MOSCOW, February 4 (RIA Novosti) – A survey released Tuesday by a state-run pollster has shown that almost two-thirds of Russians, or 64 percent, support a law banning adoptions by families in the United States.
While 52 percent of Russians believe the legislation was helpful to the country’s orphans, only 20 percent of respondents in the VTsIOM survey said they opposed the law.
The “Dima Yakovlev Law” banning US adoptions went into effect last January and was named after a 21-month-old Russian boy who died of heatstroke in July 2008 after his American adoptive father left him in the back seat of his car for nine hours.
Lurid descriptions of alleged maltreatment of adoptees by US parents have featured frequently in reports on Russian television, helping boost popular support for a law that sparked an outcry among people who condemned the law for potentially denying thousands of children the chance of finding a family.
Some 27 percent of those supporting the law said “the United States humiliated our children,” while 26 percent said Russian children should stay in the country.
Another 19 percent of respondents in the poll, which surveyed 1,600 people in 130 towns and cities, said Russian children would be unsafe in the United States.
Approval for the adoption ban has risen since the same period last, when it stood at 54 percent.
The pollster said one year after approval of the law, the percentage of Russians familiar with the legislation had fallen from 85 percent to 78 percent, while 21 percent of respondents said they had no idea about it.
VTsIOM said the statistical margin of error in its survey did not exceed 3.4 percent.

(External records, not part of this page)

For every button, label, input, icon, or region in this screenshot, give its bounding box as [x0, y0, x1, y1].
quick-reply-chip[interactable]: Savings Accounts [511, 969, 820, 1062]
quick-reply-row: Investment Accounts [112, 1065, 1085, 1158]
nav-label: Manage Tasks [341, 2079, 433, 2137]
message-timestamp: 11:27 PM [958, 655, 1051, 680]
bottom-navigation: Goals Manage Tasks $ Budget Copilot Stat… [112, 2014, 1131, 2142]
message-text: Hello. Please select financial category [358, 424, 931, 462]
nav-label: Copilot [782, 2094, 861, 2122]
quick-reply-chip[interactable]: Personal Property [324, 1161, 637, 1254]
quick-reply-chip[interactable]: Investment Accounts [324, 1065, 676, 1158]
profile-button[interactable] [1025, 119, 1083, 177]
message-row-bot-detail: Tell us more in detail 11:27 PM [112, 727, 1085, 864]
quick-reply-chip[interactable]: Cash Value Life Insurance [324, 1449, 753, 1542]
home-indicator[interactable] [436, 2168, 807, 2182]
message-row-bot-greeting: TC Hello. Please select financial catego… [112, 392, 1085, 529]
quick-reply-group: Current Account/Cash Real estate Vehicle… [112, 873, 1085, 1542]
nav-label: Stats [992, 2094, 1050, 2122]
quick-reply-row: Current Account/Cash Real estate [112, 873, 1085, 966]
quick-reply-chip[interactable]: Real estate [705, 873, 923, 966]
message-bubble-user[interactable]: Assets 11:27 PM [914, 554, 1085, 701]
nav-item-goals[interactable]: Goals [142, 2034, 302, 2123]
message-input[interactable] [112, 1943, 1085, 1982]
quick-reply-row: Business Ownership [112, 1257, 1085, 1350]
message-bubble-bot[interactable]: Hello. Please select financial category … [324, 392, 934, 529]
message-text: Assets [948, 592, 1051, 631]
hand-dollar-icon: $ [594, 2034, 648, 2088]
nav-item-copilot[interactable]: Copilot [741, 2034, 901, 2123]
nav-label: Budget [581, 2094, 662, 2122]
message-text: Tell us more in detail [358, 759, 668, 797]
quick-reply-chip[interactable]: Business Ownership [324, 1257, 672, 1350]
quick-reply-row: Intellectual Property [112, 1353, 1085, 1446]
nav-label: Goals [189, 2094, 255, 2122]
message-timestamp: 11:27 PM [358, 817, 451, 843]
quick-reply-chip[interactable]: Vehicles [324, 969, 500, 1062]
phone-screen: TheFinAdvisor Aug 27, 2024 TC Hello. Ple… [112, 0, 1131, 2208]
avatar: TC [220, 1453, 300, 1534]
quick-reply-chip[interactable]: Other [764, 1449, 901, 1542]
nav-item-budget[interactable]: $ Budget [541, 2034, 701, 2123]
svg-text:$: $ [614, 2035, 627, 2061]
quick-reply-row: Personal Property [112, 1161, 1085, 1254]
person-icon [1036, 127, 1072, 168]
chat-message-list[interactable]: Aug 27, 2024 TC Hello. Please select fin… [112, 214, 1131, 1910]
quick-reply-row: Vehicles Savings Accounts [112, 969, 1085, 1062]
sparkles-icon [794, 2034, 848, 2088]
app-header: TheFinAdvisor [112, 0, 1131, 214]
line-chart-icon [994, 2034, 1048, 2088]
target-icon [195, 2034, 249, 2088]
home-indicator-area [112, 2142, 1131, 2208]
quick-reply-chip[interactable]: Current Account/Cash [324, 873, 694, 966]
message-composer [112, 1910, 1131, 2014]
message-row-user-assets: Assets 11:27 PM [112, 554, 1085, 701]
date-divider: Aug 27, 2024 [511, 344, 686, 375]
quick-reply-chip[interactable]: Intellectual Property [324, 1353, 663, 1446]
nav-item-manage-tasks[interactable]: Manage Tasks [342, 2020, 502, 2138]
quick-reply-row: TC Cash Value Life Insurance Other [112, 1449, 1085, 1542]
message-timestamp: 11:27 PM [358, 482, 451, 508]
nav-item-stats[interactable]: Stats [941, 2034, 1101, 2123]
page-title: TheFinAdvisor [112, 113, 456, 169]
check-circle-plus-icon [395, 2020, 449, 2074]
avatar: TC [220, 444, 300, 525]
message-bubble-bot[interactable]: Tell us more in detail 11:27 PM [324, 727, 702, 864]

A similar poll conducted by Russia's independent Levada Center late last month said support for the Dima Yakovlev law grew by 11 percent within one year to 32 percent.
In December, Prime Minister Dmitry Medvedev praised the law, claiming it had prompted more Russians to adopt, even though 95 children affected by the legislation remain without a family.
The government has undertaken an advertising campaign to promote domestic adoption that aims to quell fears of the expense of money and time that the process is generally assumed to entail.
The number of those awaiting adoption now stands at about 109,000 children, according to Education Ministry data.